Officials from the Centers For Disease Control (CDC) held a press conference last week to discuss this year’s explosion in cases of whooping cough (Bordatella pertussis), currently projected to hit a 50-year high. While unvaccinated children are 8 times more likely to contract pertussis than vaccinated children, the CDC’s Dr. Anne Schuchat explains that vaccine hesitancy has not yet been a major factor in the spread of the disease, even in severely affected Washington State, where adequate vaccine protection threatens to go the way of professional basketball. Since the most severely affected infants are too young to have been completely immunized, it still appears the best response to the outbreak is to encourage adults to get their Tdap boosters if they plan to have a baby, be around a baby, or walk within 100 yards of a Toys R Us store.

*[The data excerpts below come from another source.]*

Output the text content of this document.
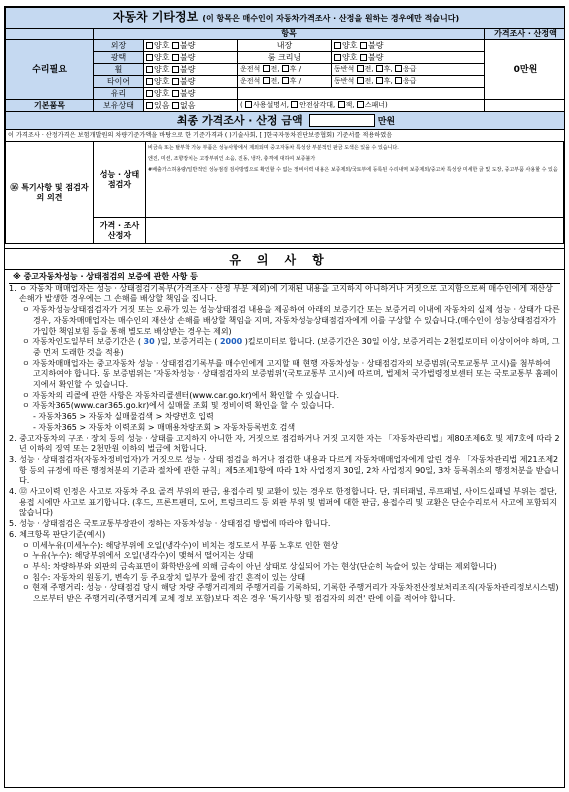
자동차 기타정보 (이 항목은 매수인이 자동차가격조사 · 산정을 원하는 경우에만 적습니다)					
	항목				가격조사 · 산정액
수리필요	외장	양호 불량	내장	양호 불량	0만원
	광택	양호 불량	룸 크리닝	양호 불량	
	휠	양호 불량	운전석 전, 후 /	동반석 전, 후, 응급	
	타이어	양호 불량	운전석 전, 후 /	동반석 전, 후, 응급	
	유리	양호 불량			
기본품목	보유상태	있음 없음	( 사용설명서, 안전삼각대, 잭, 스패너)		
최종 가격조사 · 산정 금액 만원					
이 가격조사 · 산정가격은 보험개발원의 차량기준가액을 바탕으로 한 기준가격과 ( )기술사회, [ ]한국자동차진단보증협회) 기준서를 적용하였음					
⑯ 특기사항 및 점검자의 의견	성능 · 상태 점검자	비금속 또는 탈부착 가능 부품은 성능사항에서 제외되며 중고자동차 특성상 부분적인 판금 도색은 있을 수 있습니다.

엔진, 미션, 조향장치는 고장부위인 소음, 진동, 냉각, 충격에 대하여 보증불가

#배출가스허용량/일반적인 성능점검 검사방법으로 확인할 수 없는 정비이력 내용은 보증제외/국토부에 등록된 수리내역 보증제외/중고차 특성상 미세한 긁 및 도장, 중고부품 사용할 수 있음

	가격 · 조사 산정자	
유의사항

※ 중고자동차성능 · 상태점검의 보증에 관한 사항 등

1. ㅇ 자동차 매매업자는 성능 · 상태점검기록부(가격조사 · 산정 부분 제외)에 기재된 내용을 고지하지 아니하거나 거짓으로 고지함으로써 매수인에게 재산상 손해가 발생한 경우에는 그 손해를 배상할 책임을 집니다.

ㅇ 자동차성능상태점검자가 거짓 또는 오류가 있는 성능상태점검 내용을 제공하여 아래의 보증기간 또는 보증거리 이내에 자동차의 실제 성능 · 상태가 다른 경우, 자동차매매업자는 매수인의 재산상 손해를 배상할 책임을 지며, 자동차성능상태점검자에게 이를 구상할 수 있습니다.(매수인이 성능상태점검자가 가입한 책임보험 등을 통해 별도로 배상받는 경우는 제외)

ㅇ 자동차인도일부터 보증기간은 ( 30 )일, 보증거리는 ( 2000 )킬로미터로 합니다. (보증기간은 30일 이상, 보증거리는 2천킬로미터 이상이어야 하며, 그 중 먼저 도래한 것을 적용)

ㅇ 자동차매매업자는 중고자동차 성능 · 상태점검기록부를 매수인에게 고지할 때 현행 자동차성능 · 상태점검자의 보증범위(국토교통부 고시)를 첨부하여 고지하여야 합니다. 동 보증범위는 '자동차성능 · 상태점검자의 보증범위'(국토교통부 고시)에 따르며, 법제처 국가법령정보센터 또는 국토교통부 홈페이지에서 확인할 수 있습니다.

ㅇ 자동차의 리콜에 관한 사항은 자동차리콜센터(www.car.go.kr)에서 확인할 수 있습니다.

ㅇ 자동차365(www.car365.go.kr)에서 실매물 조회 및 정비이력 확인을 할 수 있습니다.

- 자동차365 > 자동차 실매물검색 > 차량번호 입력

- 자동차365 > 자동차 이력조회 > 매매용차량조회 > 자동차등록번호 검색

2. 중고자동차의 구조 · 장치 등의 성능 · 상태를 고지하지 아니한 자, 거짓으로 점검하거나 거짓 고지한 자는 「자동차관리법」제80조제6호 및 제7호에 따라 2년 이하의 징역 또는 2천만원 이하의 벌금에 처합니다.

3. 성능 · 상태점검자(자동차정비업자)가 거짓으로 성능 · 상태 점검을 하거나 점검한 내용과 다르게 자동차매매업자에게 알린 경우 「자동차관리법 제21조제2항 등의 규정에 따른 행정처분의 기준과 절차에 관한 규칙」제5조제1항에 따라 1차 사업정지 30일, 2차 사업정지 90일, 3차 등록취소의 행정처분을 받습니다.

4. ⑫ 사고이력 인정은 사고로 자동차 주요 골격 부위의 판금, 용접수리 및 교환이 있는 경우로 한정합니다. 단, 쿼터패널, 루프패널, 사이드실패널 부위는 절단, 용접 시에만 사고로 표기합니다. (후드, 프론트펜더, 도어, 트렁크리드 등 외판 부위 및 범퍼에 대한 판금, 용접수리 및 교환은 단순수리로서 사고에 포함되지 않습니다)

5. 성능 · 상태점검은 국토교통부장관이 정하는 자동차성능 · 상태점검 방법에 따라야 합니다.

6. 체크항목 판단기준(예시)

ㅇ 미세누유(미세누수): 해당부위에 오일(냉각수)이 비치는 정도로서 부품 노후로 인한 현상

ㅇ 누유(누수): 해당부위에서 오일(냉각수)이 맺혀서 떨어지는 상태

ㅇ 부식: 차량하부와 외판의 금속표면이 화학반응에 의해 금속이 아닌 상태로 상실되어 가는 현상(단순히 녹슬어 있는 상태는 제외합니다)

ㅇ 침수: 자동차의 원동기, 변속기 등 주요장치 일부가 물에 잠긴 흔적이 있는 상태

ㅇ 현재 주행거리: 성능 · 상태점검 당시 해당 차량 주행거리계의 주행거리를 기록하되, 기록한 주행거리가 자동차전산정보처리조직(자동차관리정보시스템)으로부터 받은 주행거리(주행거리계 교체 정보 포함)보다 적은 경우 '특기사항 및 점검자의 의견' 란에 이를 적어야 합니다.
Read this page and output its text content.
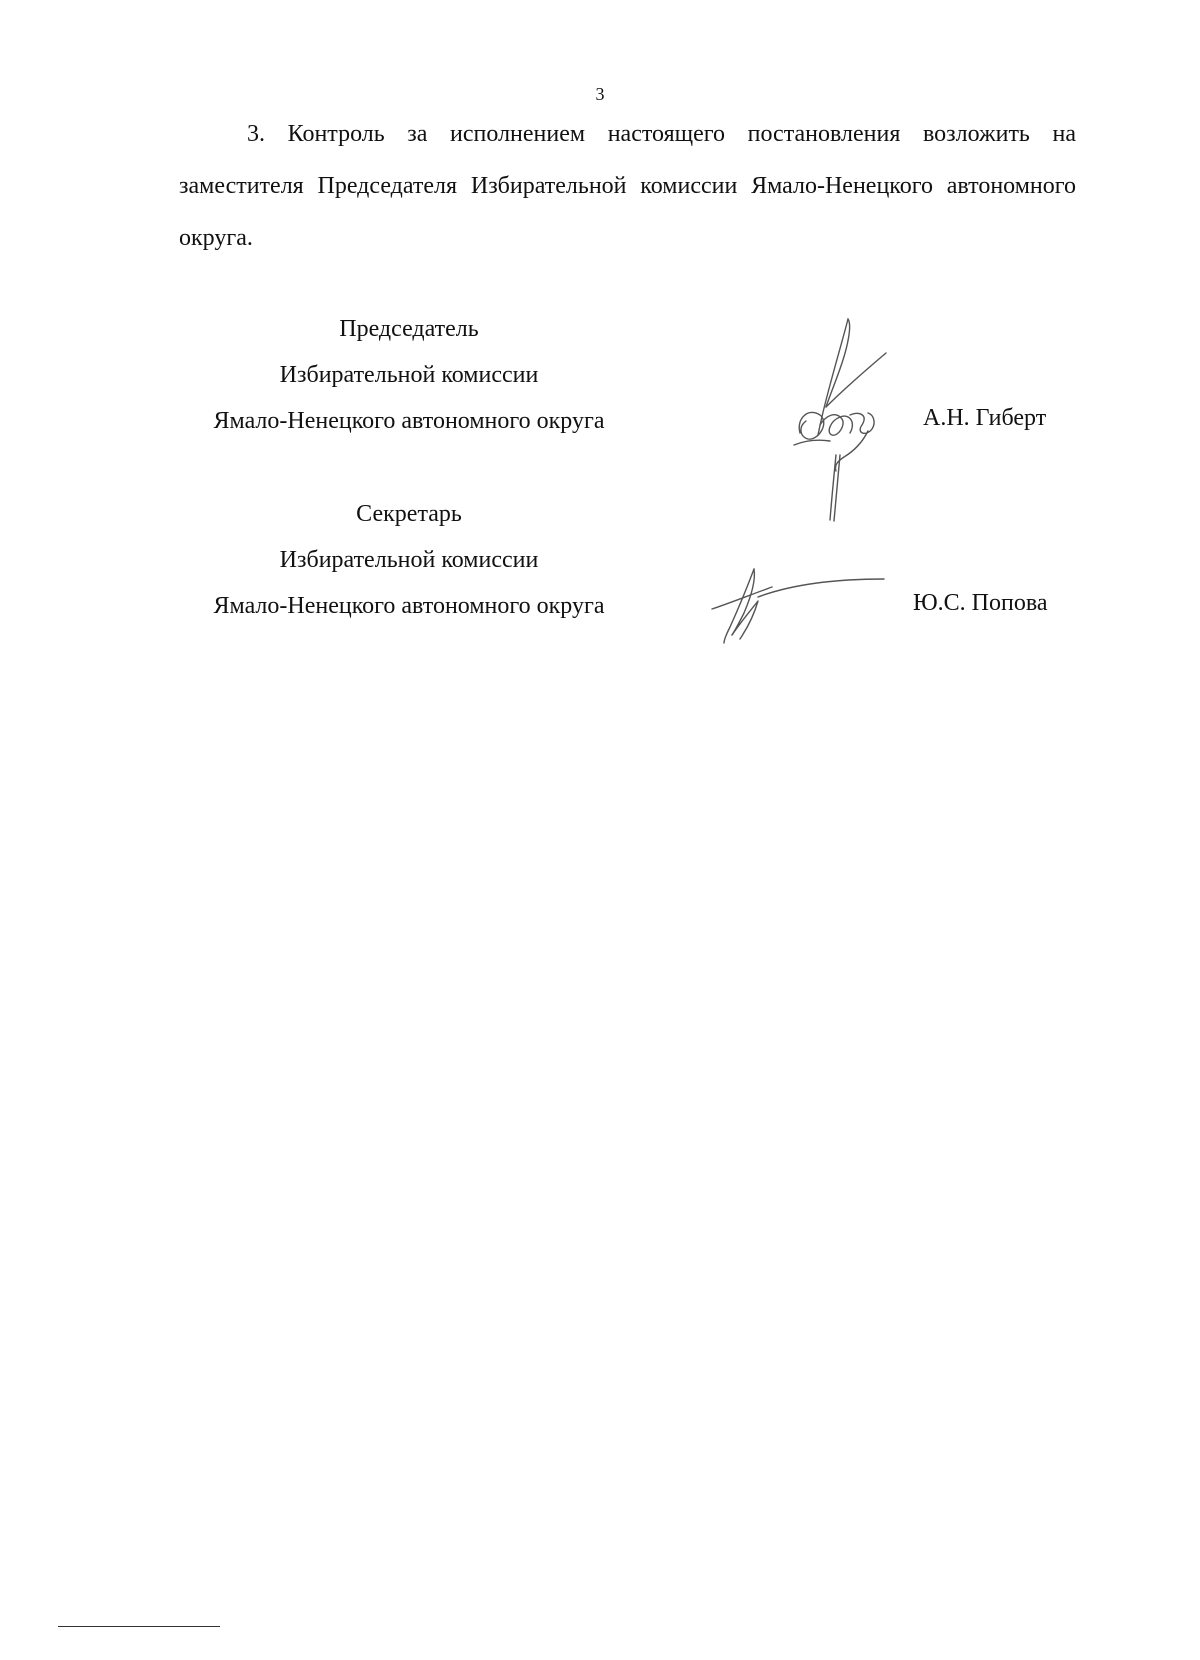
3

3. Контроль за исполнением настоящего постановления возложить на заместителя Председателя Избирательной комиссии Ямало-Ненецкого автономного округа.

Председатель
Избирательной комиссии
Ямало-Ненецкого автономного округа	А.Н. Гиберт
Секретарь
Избирательной комиссии
Ямало-Ненецкого автономного округа	Ю.С. Попова
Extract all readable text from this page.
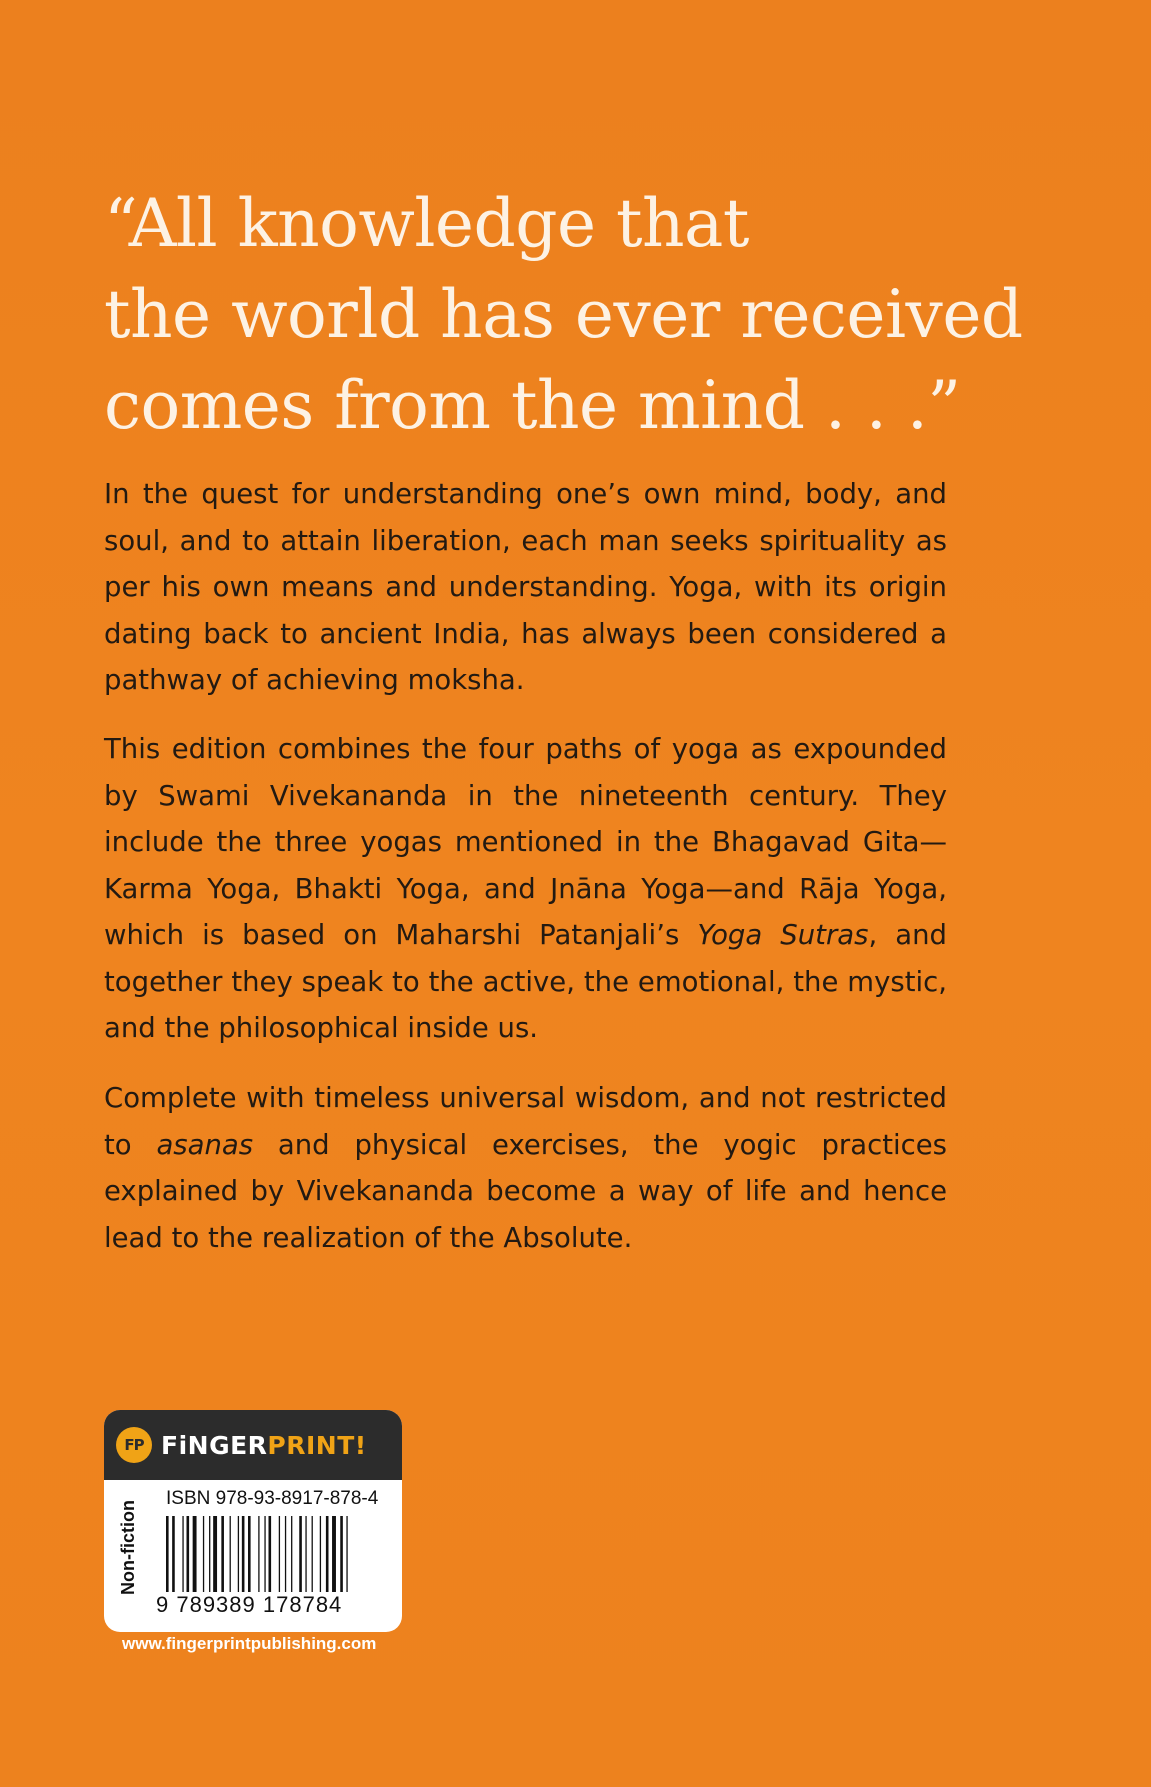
“All knowledge that
the world has ever received
comes from the mind . . .”

In the quest for understanding one’s own mind, body, and soul, and to attain liberation, each man seeks spirituality as per his own means and understanding. Yoga, with its origin dating back to ancient India, has always been considered a pathway of achieving moksha.

This edition combines the four paths of yoga as expounded by Swami Vivekananda in the nineteenth century. They include the three yogas mentioned in the Bhagavad Gita—Karma Yoga, Bhakti Yoga, and Jnāna Yoga—and Rāja Yoga, which is based on Maharshi Patanjali’s Yoga Sutras, and together they speak to the active, the emotional, the mystic, and the philosophical inside us.

Complete with timeless universal wisdom, and not restricted to asanas and physical exercises, the yogic practices explained by Vivekananda become a way of life and hence lead to the realization of the Absolute.

FP FiNGERPRINT!
Non-fiction
ISBN 978-93-8917-878-4
9 789389 178784
www.fingerprintpublishing.com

A new study on sexual content in movies and teen sexual behavior is making me want to cancel our family’s cable service. Researchers writing in Psychological Science interviewed kids between the ages of 12 and 14 about what movies they had watched, then they interviewed those same kids 6 years later about their sexual activity. Not only did they prove both that watching movies with more sexual content correlates strongly with unsafe sexual behaviors, but they won a bar bet about whose research team could wait the longest to collect results. The authors explained that watching movies with sexual content could permanently alter kids’ appetites for novel sensations as well as providing “sexual scripts” for their behavior, since the majority of US 15-year-olds rely on the media as their #1 source of sexual information.
Personally, I was shocked enough just to read that 68% of G-rated films contain some sexual content. I’m tempted to go back and re-watch the entire Land Before Time series, but I think I’d rather walk on hot coals.